When Facebook changes how it works, how does that affect our lives and those of our friends? When we test a technology in our own life or community to find out, how can we know if it’s a wider issue for others?

In a series of posts, I’ve shown how anyone can audit Facebook’s NewsFeed and how careful research design can identify the causes behind observed effects. Throughout the series, I’ve focused on field experiments, tools of research that help us monitor, explain, and wisely intervene on outcomes that matter.

In a personal experiment, I found that using colored backgrounds caused poems I shared on Facebook to receive 2.1x more likes, comments, and shares on average. After I found that Facebook may promote images differently from text, I wondered: were those effects specific to me and my friends?

What we needed, in the language of research, were replications: further experiments to learn if my findings were also a general effect for others too.

Replicating the Social Media Color Experiment

This semester, the longsuffering students in my class on the art and ethics of field experiments replicated the study I did in my own Facebook feed. Over two weeks, we randomly assigned status updates to receive colored or white backgrounds and counted the number of shares, likes, and comments by friends in the next 24 hours (full details here).

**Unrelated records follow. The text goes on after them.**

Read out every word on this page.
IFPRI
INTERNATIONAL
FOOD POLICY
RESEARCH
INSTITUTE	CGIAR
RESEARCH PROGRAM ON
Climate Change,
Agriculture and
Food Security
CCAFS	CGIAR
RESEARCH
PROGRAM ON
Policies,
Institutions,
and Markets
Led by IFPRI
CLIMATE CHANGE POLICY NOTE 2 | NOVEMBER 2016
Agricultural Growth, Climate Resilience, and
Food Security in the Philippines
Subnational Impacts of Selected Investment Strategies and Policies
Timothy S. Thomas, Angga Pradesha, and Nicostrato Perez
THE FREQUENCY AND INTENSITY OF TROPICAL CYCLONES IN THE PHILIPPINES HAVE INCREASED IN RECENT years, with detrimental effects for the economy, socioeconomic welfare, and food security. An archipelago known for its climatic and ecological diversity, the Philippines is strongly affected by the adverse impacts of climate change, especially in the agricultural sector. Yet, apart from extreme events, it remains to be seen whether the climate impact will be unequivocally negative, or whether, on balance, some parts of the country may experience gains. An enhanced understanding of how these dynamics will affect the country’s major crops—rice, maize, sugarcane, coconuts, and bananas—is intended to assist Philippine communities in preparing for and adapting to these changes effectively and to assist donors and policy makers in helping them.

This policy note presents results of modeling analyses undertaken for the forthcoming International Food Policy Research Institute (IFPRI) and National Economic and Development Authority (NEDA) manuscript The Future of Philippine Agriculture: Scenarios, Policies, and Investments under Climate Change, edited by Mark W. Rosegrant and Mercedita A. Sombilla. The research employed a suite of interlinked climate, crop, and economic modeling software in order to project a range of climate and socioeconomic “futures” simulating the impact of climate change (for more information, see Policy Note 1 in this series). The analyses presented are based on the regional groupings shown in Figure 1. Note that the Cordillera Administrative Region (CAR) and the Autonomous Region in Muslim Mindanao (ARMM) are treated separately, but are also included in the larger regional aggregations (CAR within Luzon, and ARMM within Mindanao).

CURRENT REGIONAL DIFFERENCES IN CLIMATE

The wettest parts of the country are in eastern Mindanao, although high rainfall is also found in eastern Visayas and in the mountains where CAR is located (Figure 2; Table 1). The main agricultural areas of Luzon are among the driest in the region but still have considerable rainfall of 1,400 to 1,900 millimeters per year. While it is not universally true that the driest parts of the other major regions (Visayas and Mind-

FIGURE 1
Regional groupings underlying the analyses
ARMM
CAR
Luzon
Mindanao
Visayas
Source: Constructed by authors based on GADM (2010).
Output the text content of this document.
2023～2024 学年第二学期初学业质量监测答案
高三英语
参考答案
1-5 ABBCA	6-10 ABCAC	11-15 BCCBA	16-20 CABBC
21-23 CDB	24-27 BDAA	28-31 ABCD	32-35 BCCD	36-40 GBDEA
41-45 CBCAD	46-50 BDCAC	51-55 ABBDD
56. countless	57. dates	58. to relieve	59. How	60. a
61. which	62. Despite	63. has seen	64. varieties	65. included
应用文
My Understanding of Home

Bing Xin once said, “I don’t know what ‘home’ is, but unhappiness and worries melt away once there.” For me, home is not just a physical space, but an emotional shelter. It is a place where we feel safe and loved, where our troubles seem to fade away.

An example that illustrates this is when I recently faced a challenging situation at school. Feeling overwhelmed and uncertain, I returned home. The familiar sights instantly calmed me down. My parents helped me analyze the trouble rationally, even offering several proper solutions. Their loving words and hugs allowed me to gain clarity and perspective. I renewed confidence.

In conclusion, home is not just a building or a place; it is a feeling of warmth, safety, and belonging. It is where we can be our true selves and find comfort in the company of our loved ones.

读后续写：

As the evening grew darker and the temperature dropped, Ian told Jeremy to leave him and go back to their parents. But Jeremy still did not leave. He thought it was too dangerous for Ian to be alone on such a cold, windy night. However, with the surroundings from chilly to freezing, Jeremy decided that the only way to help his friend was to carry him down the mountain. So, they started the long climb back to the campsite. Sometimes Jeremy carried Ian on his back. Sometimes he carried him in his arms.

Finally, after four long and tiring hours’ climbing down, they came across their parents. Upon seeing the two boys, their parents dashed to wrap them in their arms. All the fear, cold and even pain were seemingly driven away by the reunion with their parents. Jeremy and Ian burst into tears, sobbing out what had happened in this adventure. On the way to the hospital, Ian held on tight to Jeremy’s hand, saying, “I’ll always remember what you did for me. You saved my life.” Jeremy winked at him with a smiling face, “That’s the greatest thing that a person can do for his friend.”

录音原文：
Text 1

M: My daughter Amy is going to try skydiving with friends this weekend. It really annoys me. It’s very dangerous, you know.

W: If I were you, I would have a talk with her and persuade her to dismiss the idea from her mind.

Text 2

In the Social Media Color Experiment, students studied the effect of using colorful backgrounds on their posts, which ranged from lyrics to poems to what fruit they ate that day.

Replications, Accountability, and the Search for General Knowledge

At first glance, replications seem simple: if someone does an experiment, we can find out if the results are applicable elsewhere by doing more experiments in other settings. Then, if we compare or add up the results, we can find out if the original study was a fluke, a context-dependent discovery, or something general to a wider group.

Since replications help us understand how widely an effect is experienced, replications are essential for behavioral consumer protection

Researchers care about replication because many scientists prioritize general knowledge: explanations of the world that apply in a wide range of settings. Similarly, policymakers care about replication because they yearn for common solutions that they can apply anywhere. General knowledge isn’t the only kind of knowledge or even the most important. Yet when we’re investigating the impacts of products in our lives, discoveries that apply widely are especially important to observe.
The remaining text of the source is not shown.